Eine Antwort zu „rv08“

  1. Avatar von Antonia
    Antonia

    Aus persönlicher Erfahrung durch meine eigene Schulzeit kann ich dir besonders bei der Ausgrenzung von Schüler*innen mit Förderbedarf zustimmen. Da es bei uns eine Inklusionsklasse gab, wurden Schüler*innen mit gesondertem Förderbedarf in der Regel in dieser Klasse aufgenommen. Da dadurch ausschließlich in den Pausen Kontakt mit den Schüler*innen der anderen Klassen bestand kann von „Inklusion“ dabei kaum die Rede sein.
    Durch die getrennten Unterrichtszeiten und die speziellen Klassen und Klassenbezeichnungen, wurde auch von den Schüler*innen dieser Unterschied zwischen sich und den Schüler*innen aus den „Inklusions“klassen gezogen, sodass auch in geteilten Pausenzeiten eine klare Trennung zu erkennen war.

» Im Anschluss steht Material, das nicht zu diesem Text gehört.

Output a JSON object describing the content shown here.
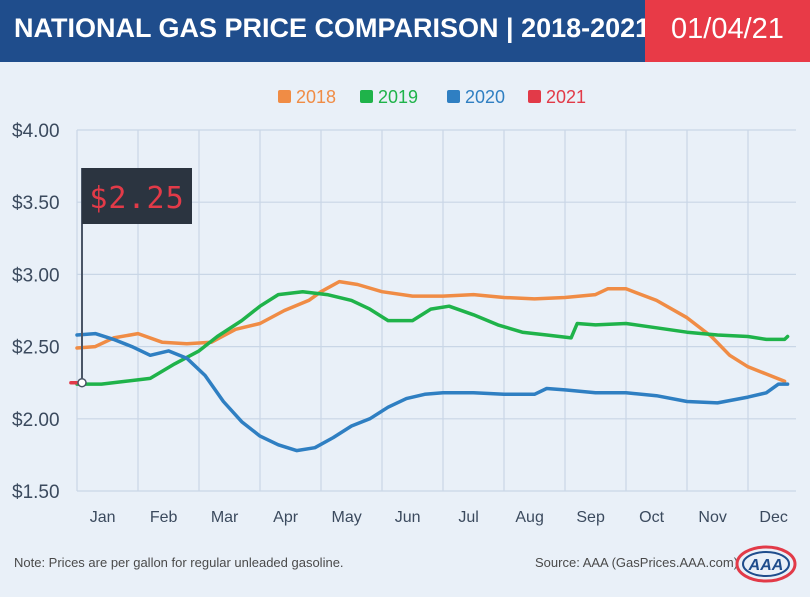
{
  "header": {
    "title": "NATIONAL GAS PRICE COMPARISON | 2018-2021",
    "date": "01/04/21"
  },
  "footer": {
    "note": "Note: Prices are per gallon for regular unleaded gasoline.",
    "source": "Source: AAA (GasPrices.AAA.com)",
    "logo_text": "AAA"
  },
  "colors": {
    "title_bg": "#1f4d8c",
    "date_bg": "#e83a47",
    "panel_bg": "#e9f0f8",
    "2018": "#f08c45",
    "2019": "#1fb34a",
    "2020": "#2f7fc2",
    "2021": "#e23a48"
  },
  "chart_data": {
    "type": "line",
    "y_ticks": [
      "$4.00",
      "$3.50",
      "$3.00",
      "$2.50",
      "$2.00",
      "$1.50"
    ],
    "ylim": [
      1.5,
      4.0
    ],
    "months": [
      "Jan",
      "Feb",
      "Mar",
      "Apr",
      "May",
      "Jun",
      "Jul",
      "Aug",
      "Sep",
      "Oct",
      "Nov",
      "Dec"
    ],
    "grid": true,
    "legend": "top-center",
    "callout": "$2.25",
    "series": [
      {
        "name": "2018",
        "color": "#f08c45",
        "points": [
          [
            0,
            2.49
          ],
          [
            0.3,
            2.5
          ],
          [
            0.6,
            2.56
          ],
          [
            1.0,
            2.59
          ],
          [
            1.4,
            2.53
          ],
          [
            1.8,
            2.52
          ],
          [
            2.2,
            2.53
          ],
          [
            2.6,
            2.62
          ],
          [
            3.0,
            2.66
          ],
          [
            3.4,
            2.75
          ],
          [
            3.8,
            2.82
          ],
          [
            4.0,
            2.88
          ],
          [
            4.3,
            2.95
          ],
          [
            4.6,
            2.93
          ],
          [
            5.0,
            2.88
          ],
          [
            5.5,
            2.85
          ],
          [
            6.0,
            2.85
          ],
          [
            6.5,
            2.86
          ],
          [
            7.0,
            2.84
          ],
          [
            7.5,
            2.83
          ],
          [
            8.0,
            2.84
          ],
          [
            8.5,
            2.86
          ],
          [
            8.7,
            2.9
          ],
          [
            9.0,
            2.9
          ],
          [
            9.5,
            2.82
          ],
          [
            10.0,
            2.7
          ],
          [
            10.4,
            2.57
          ],
          [
            10.7,
            2.44
          ],
          [
            11.0,
            2.36
          ],
          [
            11.3,
            2.31
          ],
          [
            11.6,
            2.26
          ]
        ]
      },
      {
        "name": "2019",
        "color": "#1fb34a",
        "points": [
          [
            0,
            2.24
          ],
          [
            0.4,
            2.24
          ],
          [
            0.8,
            2.26
          ],
          [
            1.2,
            2.28
          ],
          [
            1.6,
            2.38
          ],
          [
            2.0,
            2.47
          ],
          [
            2.3,
            2.57
          ],
          [
            2.7,
            2.68
          ],
          [
            3.0,
            2.78
          ],
          [
            3.3,
            2.86
          ],
          [
            3.7,
            2.88
          ],
          [
            4.1,
            2.86
          ],
          [
            4.5,
            2.82
          ],
          [
            4.8,
            2.76
          ],
          [
            5.1,
            2.68
          ],
          [
            5.5,
            2.68
          ],
          [
            5.8,
            2.76
          ],
          [
            6.1,
            2.78
          ],
          [
            6.5,
            2.72
          ],
          [
            6.9,
            2.65
          ],
          [
            7.3,
            2.6
          ],
          [
            7.7,
            2.58
          ],
          [
            8.1,
            2.56
          ],
          [
            8.2,
            2.66
          ],
          [
            8.5,
            2.65
          ],
          [
            9.0,
            2.66
          ],
          [
            9.5,
            2.63
          ],
          [
            10.0,
            2.6
          ],
          [
            10.5,
            2.58
          ],
          [
            11.0,
            2.57
          ],
          [
            11.3,
            2.55
          ],
          [
            11.6,
            2.55
          ],
          [
            11.65,
            2.57
          ]
        ]
      },
      {
        "name": "2020",
        "color": "#2f7fc2",
        "points": [
          [
            0,
            2.58
          ],
          [
            0.3,
            2.59
          ],
          [
            0.6,
            2.55
          ],
          [
            0.9,
            2.5
          ],
          [
            1.2,
            2.44
          ],
          [
            1.5,
            2.47
          ],
          [
            1.8,
            2.42
          ],
          [
            2.1,
            2.3
          ],
          [
            2.4,
            2.12
          ],
          [
            2.7,
            1.98
          ],
          [
            3.0,
            1.88
          ],
          [
            3.3,
            1.82
          ],
          [
            3.6,
            1.78
          ],
          [
            3.9,
            1.8
          ],
          [
            4.2,
            1.87
          ],
          [
            4.5,
            1.95
          ],
          [
            4.8,
            2.0
          ],
          [
            5.1,
            2.08
          ],
          [
            5.4,
            2.14
          ],
          [
            5.7,
            2.17
          ],
          [
            6.0,
            2.18
          ],
          [
            6.5,
            2.18
          ],
          [
            7.0,
            2.17
          ],
          [
            7.5,
            2.17
          ],
          [
            7.7,
            2.21
          ],
          [
            8.0,
            2.2
          ],
          [
            8.5,
            2.18
          ],
          [
            9.0,
            2.18
          ],
          [
            9.5,
            2.16
          ],
          [
            10.0,
            2.12
          ],
          [
            10.5,
            2.11
          ],
          [
            11.0,
            2.15
          ],
          [
            11.3,
            2.18
          ],
          [
            11.5,
            2.24
          ],
          [
            11.65,
            2.24
          ]
        ]
      },
      {
        "name": "2021",
        "color": "#e23a48",
        "points": [
          [
            -0.1,
            2.25
          ],
          [
            0.0,
            2.25
          ]
        ]
      }
    ]
  }
}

    Auch bei der Trisomie 21 Thematik gebe ich dir insofern Recht, dass die Diagnose als solche ein Begriff ist, der der Lehrkraft keinen konkreten Anhaltspunkt zur Integration/Förderung innerhalb des eigenen Unterrichts gibt. Es kann jedoch eventuell als Hilfe genutzt werden, um unterschiedliche Förderungsmöglichkeiten zu recherchieren und im Anschluss durch Kontakt mit Familien und dem/der Schüler/in herauszufinden ob eine dieser Förderungsmaßnahmen in dem vorliegenden Fall hilfreich ist. Auch wenn es keine direkte Hilfsmaßnahme ist, die Diagnose vorliegend zu haben, so kann man dennoch konkreter nach Hilfsmöglichkeiten suchen die eventuell helfen können.
    Im Bestfall kann diese spezifische Recherche einen Teil des zeitlichen Aufwandes verkürzen, da die spezifische Föderung des Schülers/der Schülerin sich zeitliche über das Schuljahr erstrecken wird um die richtige Förderungsmaßnahme zu finden.